After the hard days.
When you were not at your best.
You wonder, in secret, where no one will hear.
Am I mother enough?
Because you see them around you. Those other mothers. In your town and on your screen.
Gentle.
Peaceful.
Patient.
Kind.
They parent with grace and with joy.
Always.
In the flow. Harmonious.
Children smiling and holding hands,
while your kids whine and fight.
And your baby cries.
Again.
And you question if you even know what you're doing.
Because if you did, the children wouldn't argue.
And the baby wouldn't cry.
Constantly.
So you must be doing it wrong.
Of course you're doing it wrong.
And so you wonder.
And you doubt.
Am I wearing her enough?
Am I breastfeeding enough?
Should we co-sleep more?
But sometimes you're all touched out.
Am I patient enough?
Present enough?
Nurturing enough?
But sometimes you just need a damn break from it all.
Am I good enough?
Am I strong enough?
Am I enough?
And then, probably, you decide that you are not.
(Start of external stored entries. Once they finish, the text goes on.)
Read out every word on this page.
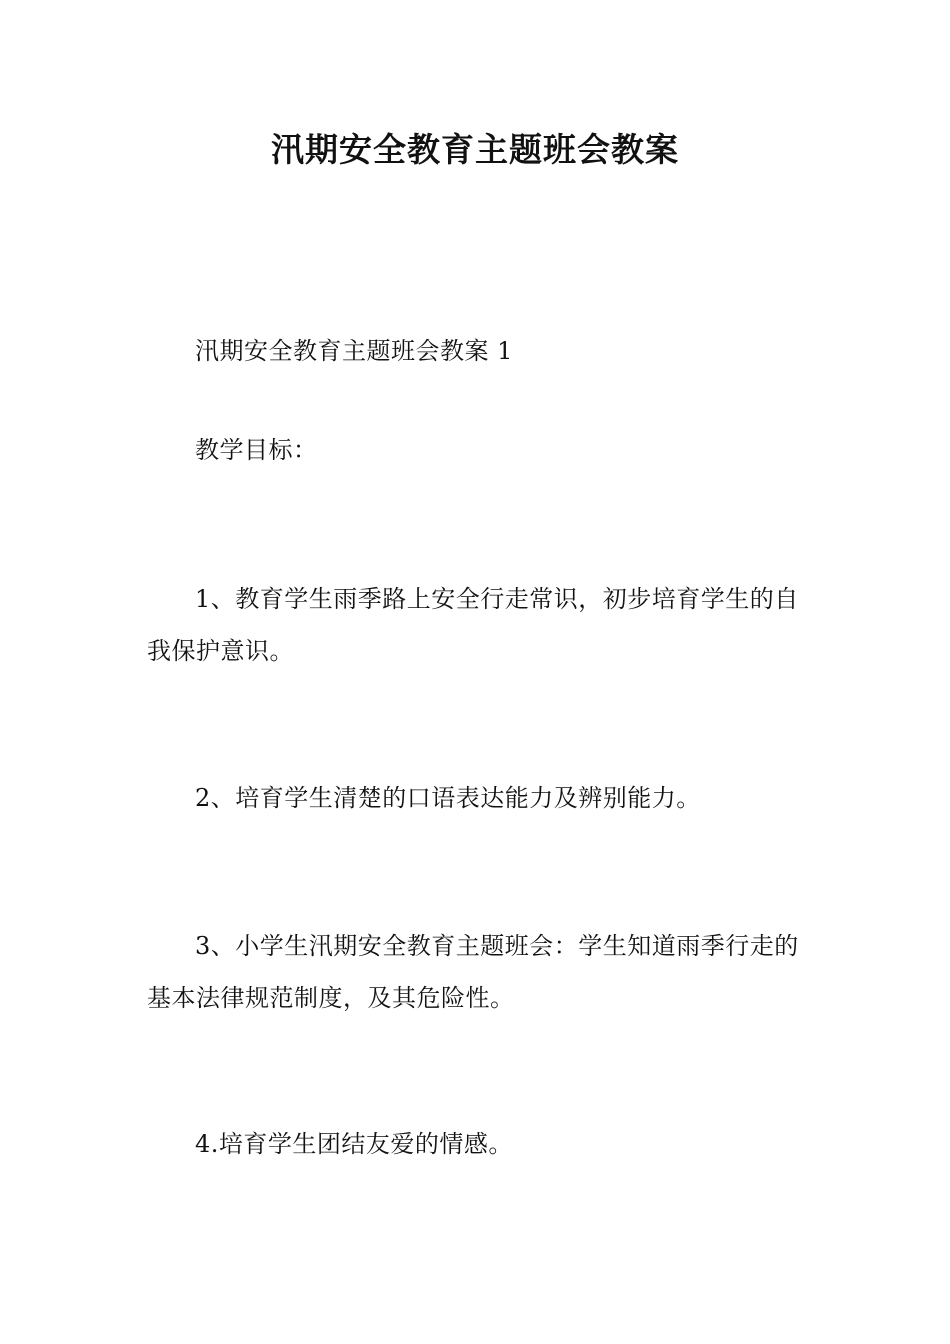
汛期安全教育主题班会教案

汛期安全教育主题班会教案 1

教学目标：

1、教育学生雨季路上安全行走常识，初步培育学生的自我保护意识。

2、培育学生清楚的口语表达能力及辨别能力。

3、小学生汛期安全教育主题班会：学生知道雨季行走的基本法律规范制度，及其危险性。

4.培育学生团结友爱的情感。
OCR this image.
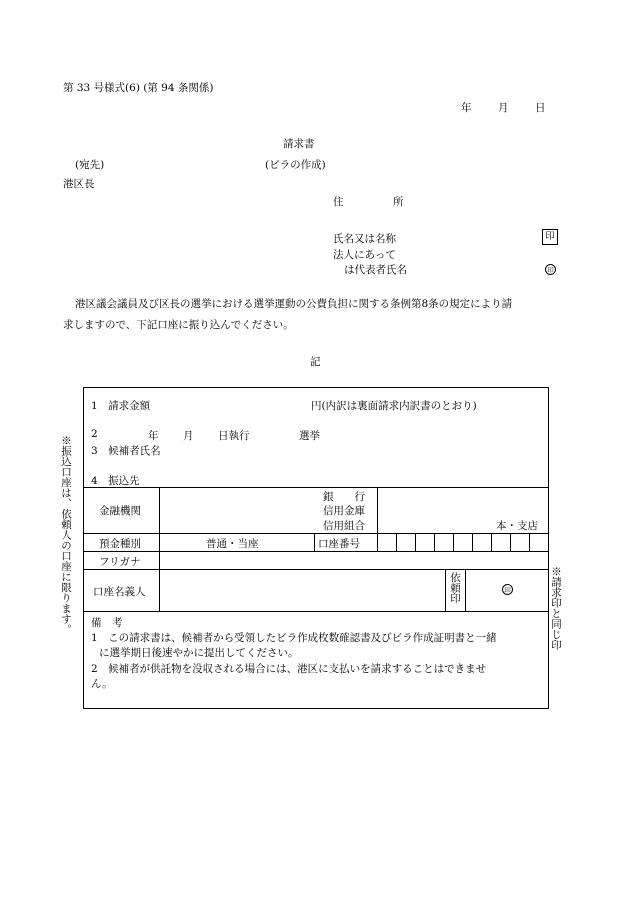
第 33 号様式(6) (第 94 条関係)
年	月	日
請求書
(宛先)	(ビラの作成)
港区長
住	所
氏名又は名称	印
法人にあって
は代表者氏名	印
港区議会議員及び区長の選挙における選挙運動の公費負担に関する条例第8条の規定により請
求しますので、下記口座に振り込んでください。
記
※振込口座は、依頼人の口座に限ります。	※請求印と同じ印
1　請求金額	円(内訳は裏面請求内訳書のとおり)
2	年 月 日執行	選挙
3　候補者氏名
4　振込先
金融機関
銀　　行
信用金庫
信用組合	本・支店
預金種別	普通・当座	口座番号
フリガナ
口座名義人	依頼印	印
備　考
1　この請求書は、候補者から受領したビラ作成枚数確認書及びビラ作成証明書と一緒
に選挙期日後速やかに提出してください。
2　候補者が供託物を没収される場合には、港区に支払いを請求することはできませ
ん。
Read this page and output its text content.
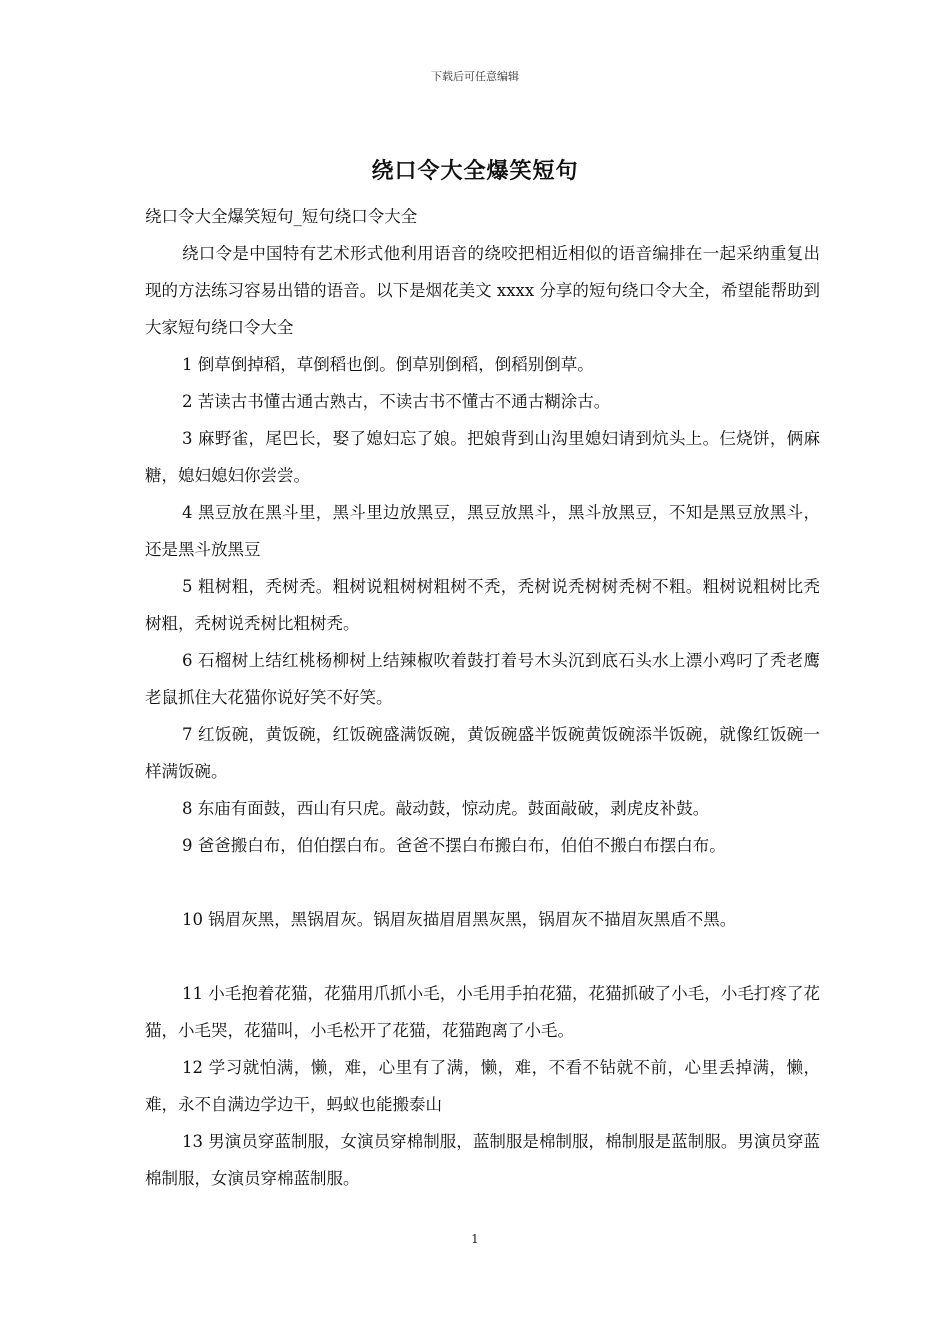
下载后可任意编辑
绕口令大全爆笑短句

绕口令大全爆笑短句_短句绕口令大全

绕口令是中国特有艺术形式他利用语音的绕咬把相近相似的语音编排在一起采纳重复出现的方法练习容易出错的语音。以下是烟花美文 xxxx 分享的短句绕口令大全，希望能帮助到大家短句绕口令大全

1 倒草倒掉稻，草倒稻也倒。倒草别倒稻，倒稻别倒草。

2 苦读古书懂古通古熟古，不读古书不懂古不通古糊涂古。

3 麻野雀，尾巴长，娶了媳妇忘了娘。把娘背到山沟里媳妇请到炕头上。仨烧饼，俩麻糖，媳妇媳妇你尝尝。

4 黑豆放在黑斗里，黑斗里边放黑豆，黑豆放黑斗，黑斗放黑豆，不知是黑豆放黑斗，还是黑斗放黑豆

5 粗树粗，秃树秃。粗树说粗树树粗树不秃，秃树说秃树树秃树不粗。粗树说粗树比秃树粗，秃树说秃树比粗树秃。

6 石榴树上结红桃杨柳树上结辣椒吹着鼓打着号木头沉到底石头水上漂小鸡叼了秃老鹰老鼠抓住大花猫你说好笑不好笑。

7 红饭碗，黄饭碗，红饭碗盛满饭碗，黄饭碗盛半饭碗黄饭碗添半饭碗，就像红饭碗一样满饭碗。

8 东庙有面鼓，西山有只虎。敲动鼓，惊动虎。鼓面敲破，剥虎皮补鼓。

9 爸爸搬白布，伯伯摆白布。爸爸不摆白布搬白布，伯伯不搬白布摆白布。

10 锅眉灰黑，黑锅眉灰。锅眉灰描眉眉黑灰黑，锅眉灰不描眉灰黑盾不黑。

11 小毛抱着花猫，花猫用爪抓小毛，小毛用手拍花猫，花猫抓破了小毛，小毛打疼了花猫，小毛哭，花猫叫，小毛松开了花猫，花猫跑离了小毛。

12 学习就怕满，懒，难，心里有了满，懒，难，不看不钻就不前，心里丢掉满，懒，难，永不自满边学边干，蚂蚁也能搬泰山

13 男演员穿蓝制服，女演员穿棉制服，蓝制服是棉制服，棉制服是蓝制服。男演员穿蓝棉制服，女演员穿棉蓝制服。

1
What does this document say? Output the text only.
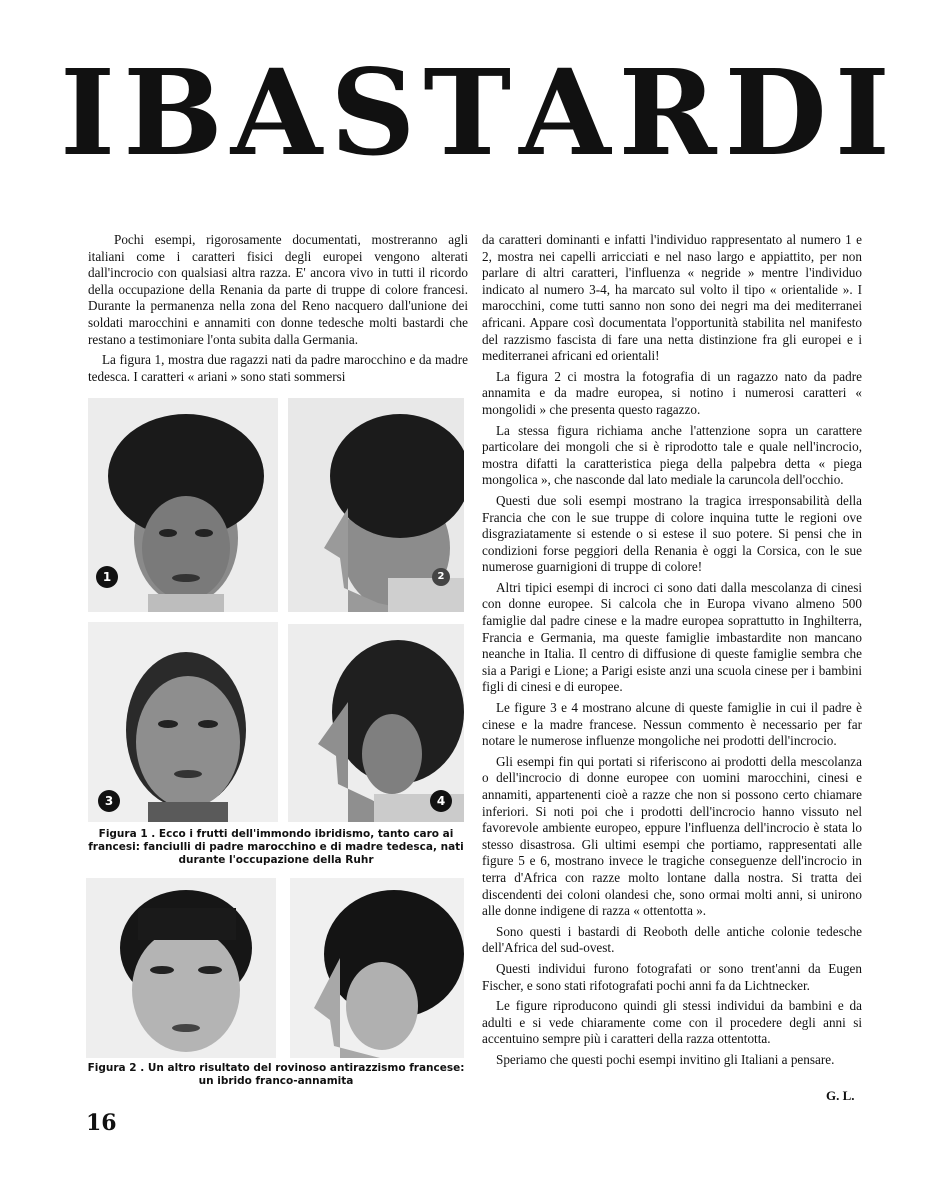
I B A S T A R D I

Pochi esempi, rigorosamente documentati, mostreranno agli italiani come i caratteri fisici degli europei vengono alterati dall'incrocio con qualsiasi altra razza. E' ancora vivo in tutti il ricordo della occupazione della Renania da parte di truppe di colore francesi. Durante la permanenza nella zona del Reno nacquero dall'unione dei soldati marocchini e annamiti con donne tedesche molti bastardi che restano a testimoniare l'onta subita dalla Germania.

La figura 1, mostra due ragazzi nati da padre marocchino e da madre tedesca. I caratteri « ariani » sono stati sommersi

1	2
3	4
Figura 1 . Ecco i frutti dell'immondo ibridismo, tanto caro ai francesi: fanciulli di padre marocchino e di madre tedesca, nati durante l'occupazione della Ruhr
Figura 2 . Un altro risultato del rovinoso antirazzismo francese: un ibrido franco-annamita

da caratteri dominanti e infatti l'individuo rappresentato al numero 1 e 2, mostra nei capelli arricciati e nel naso largo e appiattito, per non parlare di altri caratteri, l'influenza « negride » mentre l'individuo indicato al numero 3-4, ha marcato sul volto il tipo « orientalide ». I marocchini, come tutti sanno non sono dei negri ma dei mediterranei africani. Appare così documentata l'opportunità stabilita nel manifesto del razzismo fascista di fare una netta distinzione fra gli europei e i mediterranei africani ed orientali!

La figura 2 ci mostra la fotografia di un ragazzo nato da padre annamita e da madre europea, si notino i numerosi caratteri « mongolidi » che presenta questo ragazzo.

La stessa figura richiama anche l'attenzione sopra un carattere particolare dei mongoli che si è riprodotto tale e quale nell'incrocio, mostra difatti la caratteristica piega della palpebra detta « piega mongolica », che nasconde dal lato mediale la caruncola dell'occhio.

Questi due soli esempi mostrano la tragica irresponsabilità della Francia che con le sue truppe di colore inquina tutte le regioni ove disgraziatamente si estende o si estese il suo potere. Si pensi che in condizioni forse peggiori della Renania è oggi la Corsica, con le sue numerose guarnigioni di truppe di colore!

Altri tipici esempi di incroci ci sono dati dalla mescolanza di cinesi con donne europee. Si calcola che in Europa vivano almeno 500 famiglie dal padre cinese e la madre europea soprattutto in Inghilterra, Francia e Germania, ma queste famiglie imbastardite non mancano neanche in Italia. Il centro di diffusione di queste famiglie sembra che sia a Parigi e Lione; a Parigi esiste anzi una scuola cinese per i bambini figli di cinesi e di europee.

Le figure 3 e 4 mostrano alcune di queste famiglie in cui il padre è cinese e la madre francese. Nessun commento è necessario per far notare le numerose influenze mongoliche nei prodotti dell'incrocio.

Gli esempi fin qui portati si riferiscono ai prodotti della mescolanza o dell'incrocio di donne europee con uomini marocchini, cinesi e annamiti, appartenenti cioè a razze che non si possono certo chiamare inferiori. Si noti poi che i prodotti dell'incrocio hanno vissuto nel favorevole ambiente europeo, eppure l'influenza dell'incrocio è stata lo stesso disastrosa. Gli ultimi esempi che portiamo, rappresentati alle figure 5 e 6, mostrano invece le tragiche conseguenze dell'incrocio in terra d'Africa con razze molto lontane dalla nostra. Si tratta dei discendenti dei coloni olandesi che, sono ormai molti anni, si unirono alle donne indigene di razza « ottentotta ».

Sono questi i bastardi di Reoboth delle antiche colonie tedesche dell'Africa del sud-ovest.

Questi individui furono fotografati or sono trent'anni da Eugen Fischer, e sono stati rifotografati pochi anni fa da Lichtnecker.

Le figure riproducono quindi gli stessi individui da bambini e da adulti e si vede chiaramente come con il procedere degli anni si accentuino sempre più i caratteri della razza ottentotta.

Speriamo che questi pochi esempi invitino gli Italiani a pensare.

G. L.
16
Because sometimes you yell.
You say words you regret.
Because you didn't babywear or breastfeed or co-sleep at all.
Because sometimes dinner comes from the drive-thru.
And they watch too much TV.
Because sometimes the thoughts in your head are dark and shameful.
Because every day ends with regret.
And all around you are those mamas who make you feel inadequate without even trying.
Those mothers with stardust in their eyes.
And when you look at them you measure yourself and you know what you suspected all along.
You are not enough.
Sometimes you curse this life you made and all the smallness that surrounds you.
But mostly you curse yourself for your shortcomings.
And then the baby cries.
Again.
Or your children set to arguing.
Again.
And you know you're right.
Of course you're right.
You're not enough.
Oh, but sister. Hear me when I say:
You are.
You are good enough.
You are loving enough.
You are mother enough.
You are brilliantly, beautifully - yes! - the mama your children came here to find.
No, you aren't perfect.
But none of us are.
No one has it all dialed in.
We have all made mistakes.
Even the "Dali Mamas" around you.
Oh, yes. This I know is true.
And every day you are learning and growing and evolving.
You are becoming.
And you are their mama.
The one they came here for.
And for all of your flaws, they are sheltered by you.
They know love because your love is fierce.
And they learn to get up when they fall and try again by watching you.
And best of all, they know they don't have to be perfect to be enough.
What a gift that is.
And also know this:
As that mama who seems to have it together, I have never been more humbled in my mothering than when I see you keep your head just above water as the rapids around you churn.
Yes, mama. I see you.
And I'm humbled.
Now it's time to see yourself.
So are you enough?
Hell yeah you are."
"Are you enough?" É uma dúvida que me assola de quando em vez, não perco muito tempo a pensar nisso, mas ela está lá no subconsciente, ou será no inconsciente, se é normal, não sei, mas que sabe muito bem ler e revermo-nos nas palavras e nas dúvidas dos outros, sem dúvida! Sensação "Não sou o único!"